Las Vegas billionaire Sheldon Adelson has given so much money to the GOP presidential aspirants are traveling to his casino hotel on “The Strip” to get in the good graces of the casino mogul. He personally fueled the Newt Gingrich for president campaign and has kept the coffers of Karl Rove’s political operations full. Now Adleson is asking his friends in Congress to limit his competition by outlawing the ability of states of legalize online gaming for their residents.
Some Republicans have already sold their soul to help in the quest to help the donor. Sen. Lindsey Graham and Rep. Jason Chaffetz have introduced legislation that would overturn state laws in Delaware, New Jersey and Nevada. It would also override the laws in other states that sell lottery tickets online. They claim their efforts are based on their positions as opponents of gambling but the fine print of their legislation show more is at play. The bill would do nothing about the hundreds of gambling sites based overseas that are readily assessable to anyone with a compute or table.

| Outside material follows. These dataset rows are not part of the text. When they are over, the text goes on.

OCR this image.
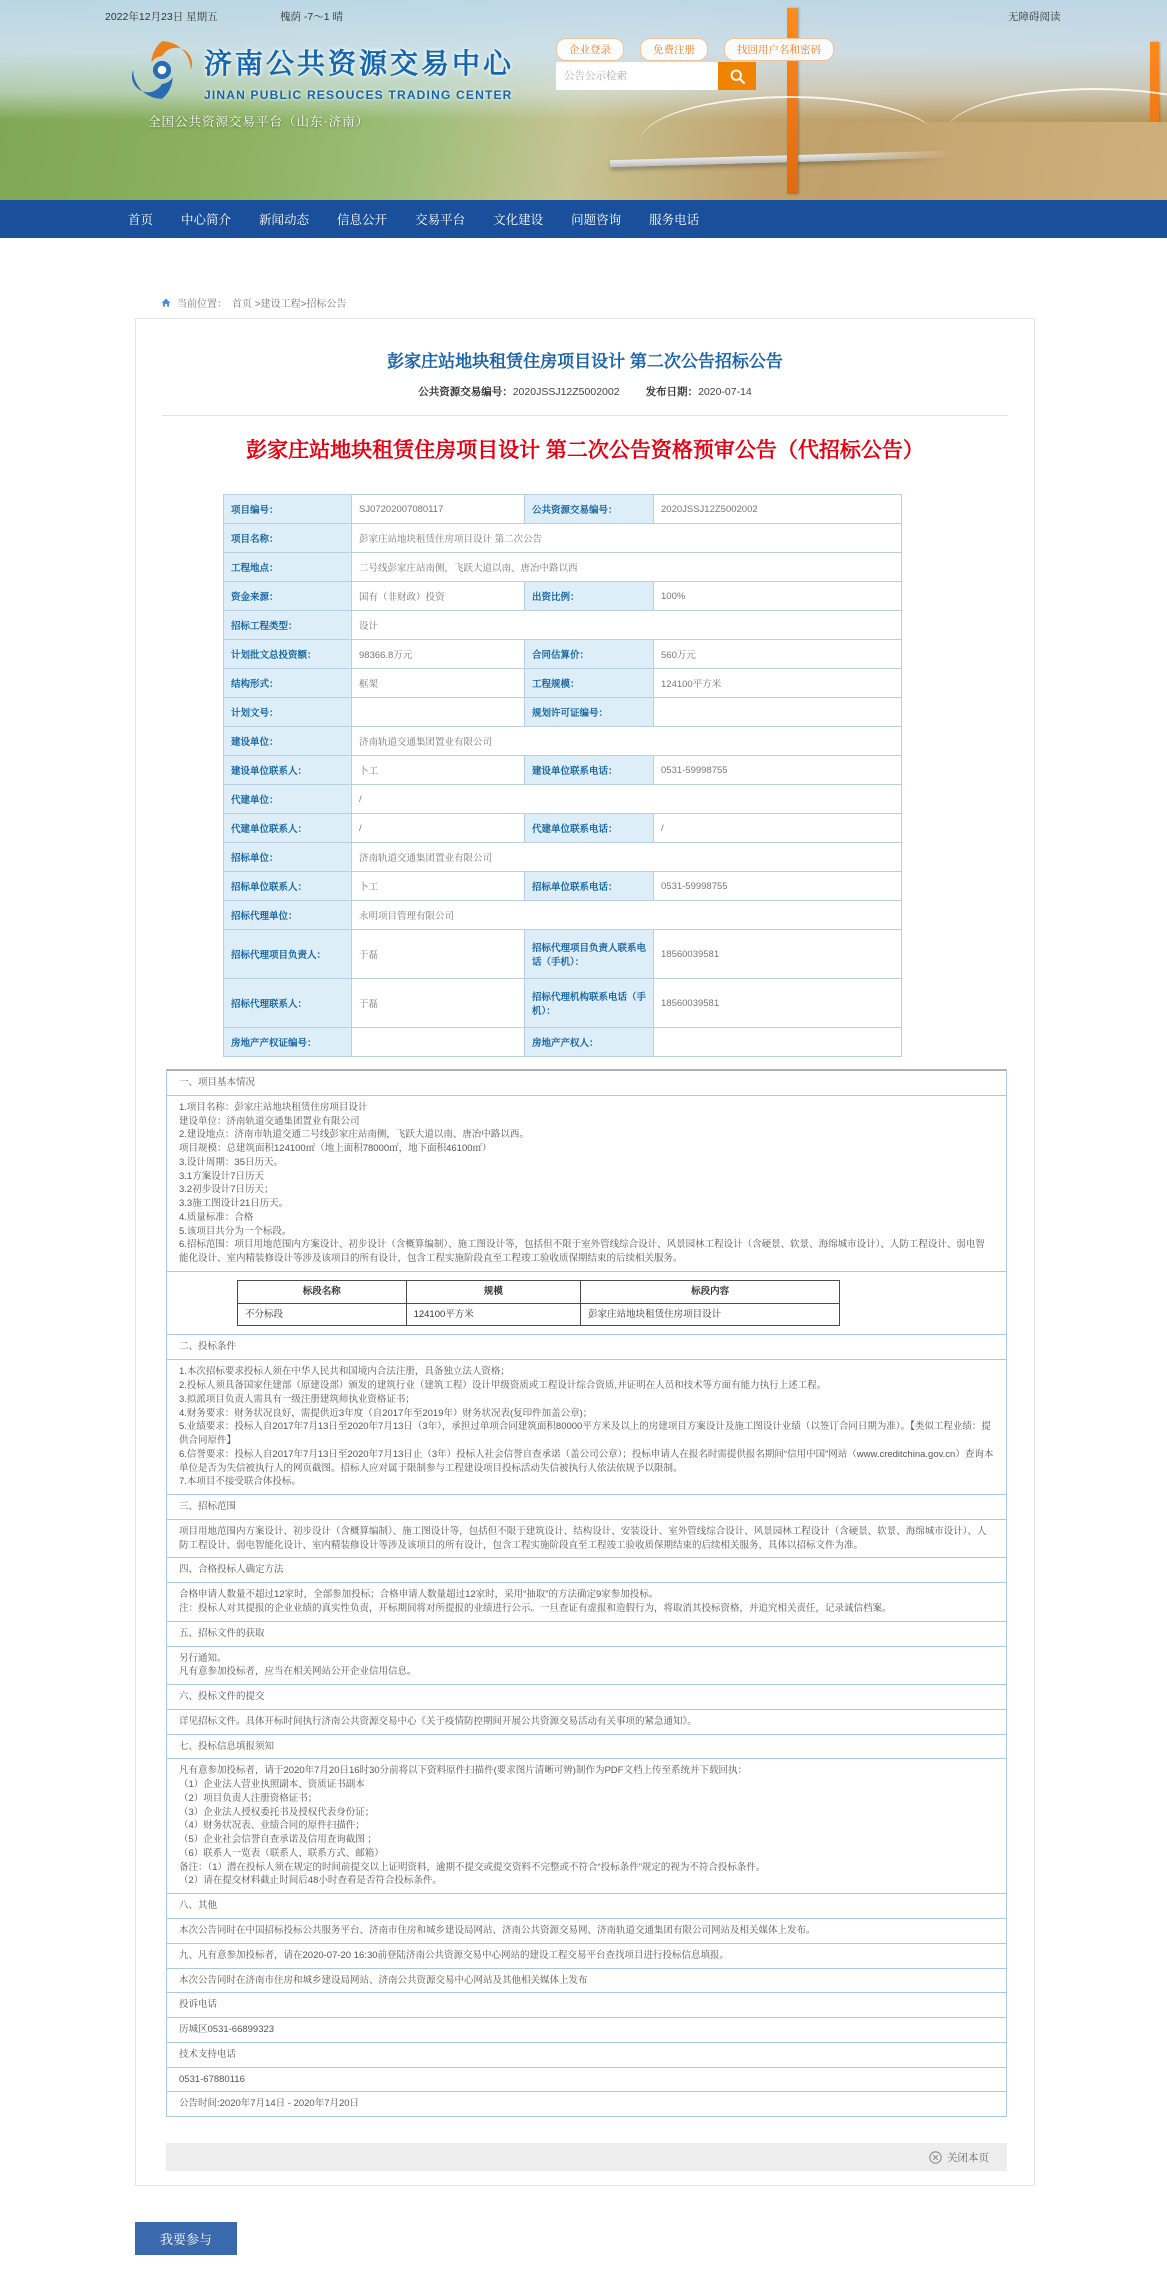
2022年12月23日 星期五	槐荫 -7～1 晴	无障碍阅读
济南公共资源交易中心
JINAN PUBLIC RESOUCES TRADING CENTER
企业登录	免费注册	找回用户名和密码
公告公示检索
全国公共资源交易平台（山东·济南）
首页 中心简介 新闻动态 信息公开 交易平台 文化建设 问题咨询 服务电话
当前位置： 首页 >建设工程>招标公告
彭家庄站地块租赁住房项目设计 第二次公告招标公告
公共资源交易编号：2020JSSJ12Z5002002 发布日期：2020-07-14
彭家庄站地块租赁住房项目设计 第二次公告资格预审公告（代招标公告）
项目编号：	SJ07202007080117	公共资源交易编号：	2020JSSJ12Z5002002
项目名称：	彭家庄站地块租赁住房项目设计 第二次公告		
工程地点：	二号线彭家庄站南侧，飞跃大道以南、唐冶中路以西		
资金来源：	国有（非财政）投资	出资比例：	100%
招标工程类型：	设计		
计划批文总投资额：	98366.8万元	合同估算价：	560万元
结构形式：	框架	工程规模：	124100平方米
计划文号：		规划许可证编号：	
建设单位：	济南轨道交通集团置业有限公司		
建设单位联系人：	卜工	建设单位联系电话：	0531-59998755
代建单位：	/		
代建单位联系人：	/	代建单位联系电话：	/
招标单位：	济南轨道交通集团置业有限公司		
招标单位联系人：	卜工	招标单位联系电话：	0531-59998755
招标代理单位：	永明项目管理有限公司		
招标代理项目负责人：	于磊	招标代理项目负责人联系电话（手机）：	18560039581
招标代理联系人：	于磊	招标代理机构联系电话（手机）：	18560039581
房地产产权证编号：		房地产产权人：	
一、项目基本情况
1.项目名称：彭家庄站地块租赁住房项目设计
建设单位：济南轨道交通集团置业有限公司
2.建设地点：济南市轨道交通二号线彭家庄站南侧，飞跃大道以南、唐冶中路以西。
项目规模：总建筑面积124100㎡（地上面积78000㎡，地下面积46100㎡）
3.设计周期：35日历天。
3.1方案设计7日历天
3.2初步设计7日历天；
3.3施工图设计21日历天。
4.质量标准：合格
5.该项目共分为一个标段。
6.招标范围：项目用地范围内方案设计、初步设计（含概算编制）、施工图设计等，包括但不限于室外管线综合设计、风景园林工程设计（含硬景、软景、海绵城市设计）、人防工程设计、弱电智能化设计、室内精装修设计等涉及该项目的所有设计，包含工程实施阶段直至工程竣工验收质保期结束的后续相关服务。
标段名称	规模	标段内容
不分标段	124100平方米	彭家庄站地块租赁住房项目设计
二、投标条件
1.本次招标要求投标人须在中华人民共和国境内合法注册，具备独立法人资格；
2.投标人须具备国家住建部（原建设部）颁发的建筑行业（建筑工程）设计甲级资质或工程设计综合资质,并证明在人员和技术等方面有能力执行上述工程。
3.拟派项目负责人需具有一级注册建筑师执业资格证书；
4.财务要求：财务状况良好，需提供近3年度（自2017年至2019年）财务状况表(复印件加盖公章)；
5.业绩要求：投标人自2017年7月13日至2020年7月13日（3年），承担过单项合同建筑面积80000平方米及以上的房建项目方案设计及施工图设计业绩（以签订合同日期为准）。【类似工程业绩：提供合同原件】
6.信誉要求：投标人自2017年7月13日至2020年7月13日止（3年）投标人社会信誉自查承诺（盖公司公章）；投标申请人在报名时需提供报名期间“信用中国”网站（www.creditchina.gov.cn）查询本单位是否为失信被执行人的网页截图。招标人应对属于限制参与工程建设项目投标活动失信被执行人依法依规予以限制。
7.本项目不接受联合体投标。
三、招标范围
项目用地范围内方案设计、初步设计（含概算编制）、施工图设计等，包括但不限于建筑设计、结构设计、安装设计、室外管线综合设计、风景园林工程设计（含硬景、软景、海绵城市设计）、人防工程设计、弱电智能化设计、室内精装修设计等涉及该项目的所有设计，包含工程实施阶段直至工程竣工验收质保期结束的后续相关服务，具体以招标文件为准。
四、合格投标人确定方法
合格申请人数量不超过12家时，全部参加投标；合格申请人数量超过12家时，采用“抽取”的方法确定9家参加投标。
注：投标人对其提报的企业业绩的真实性负责，开标期间将对所提报的业绩进行公示。一旦查证有虚报和造假行为，将取消其投标资格，并追究相关责任，记录诚信档案。
五、招标文件的获取
另行通知。
凡有意参加投标者，应当在相关网站公开企业信用信息。
六、投标文件的提交
详见招标文件。具体开标时间执行济南公共资源交易中心《关于疫情防控期间开展公共资源交易活动有关事项的紧急通知》。
七、投标信息填报须知
凡有意参加投标者，请于2020年7月20日16时30分前将以下资料原件扫描件(要求图片清晰可辨)制作为PDF文档上传至系统并下载回执：
（1）企业法人营业执照副本、资质证书副本
（2）项目负责人注册资格证书；
（3）企业法人授权委托书及授权代表身份证；
（4）财务状况表、业绩合同的原件扫描件；
（5）企业社会信誉自查承诺及信用查询截图 ；
（6）联系人一览表（联系人、联系方式、邮箱）
备注：（1）潜在投标人须在规定的时间前提交以上证明资料，逾期不提交或提交资料不完整或不符合“投标条件”规定的视为不符合投标条件。
（2）请在提交材料截止时间后48小时查看是否符合投标条件。
八、其他
本次公告同时在中国招标投标公共服务平台、济南市住房和城乡建设局网站、济南公共资源交易网、济南轨道交通集团有限公司网站及相关媒体上发布。
九、凡有意参加投标者，请在2020-07-20 16:30前登陆济南公共资源交易中心网站的建设工程交易平台查找项目进行投标信息填报。
本次公告同时在济南市住房和城乡建设局网站、济南公共资源交易中心网站及其他相关媒体上发布
投诉电话
历城区0531-66899323
技术支持电话
0531-67880116
公告时间:2020年7月14日 - 2020年7月20日
关闭本页
我要参与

It only applies to the states.
John Pappas, the Executive Director of the Poker Players Alliance, has noted that, “Every Congress to consider internet gaming legislation has preserved the right of states to protect its citizens through a system that is accountable to regulators and the government. Attempting to re-write history through a piece of legislation that prohibits states from enacting these safeguards represents the worst kind of crony capitalism that favors a mega political campaign donor over what’s in the best interest of the states and their consumers.”
There have already been hearings in both the House Government Reform Committee and the House Judiciary Committee, which Goodlatte chairs. In his testimony before the hearing, Chairman Goodlatte noted the tension between his personal opposition to gambling and his support for the Tenth Amendment saying “we must explore ways to protect the rights of states to prevent unwanted Internet gambling from creeping across their borders and into their states….there is also another states’ rights dynamic that we must acknowledge, and that is what to do about states that want to regulate and permit Internet gambling within their own borders. Some states have already legalized online gambling. Thus, any update to the Wire Act will need to address how to handle both the states that have already enacted laws allowing online gambling and any states that would want to do so in the future. ”
That’s the problem. Adelson and his supporters do not care about the Tenth Amendment. They are seeking to trample on it. Chairman Goodlatte has acknowledged the elephant in the room. You cannot overturn the ability of states to legalize online gaming for their residents and support the Tenth Amendment at the same time.
If Mr. Goodlatte and other supporters of limited government are true to their principles, they will hold firm and oppose Adelson and his ilk. If they are willing to sell their beliefs to the highest bidder, it will be a sad day for the Constitution.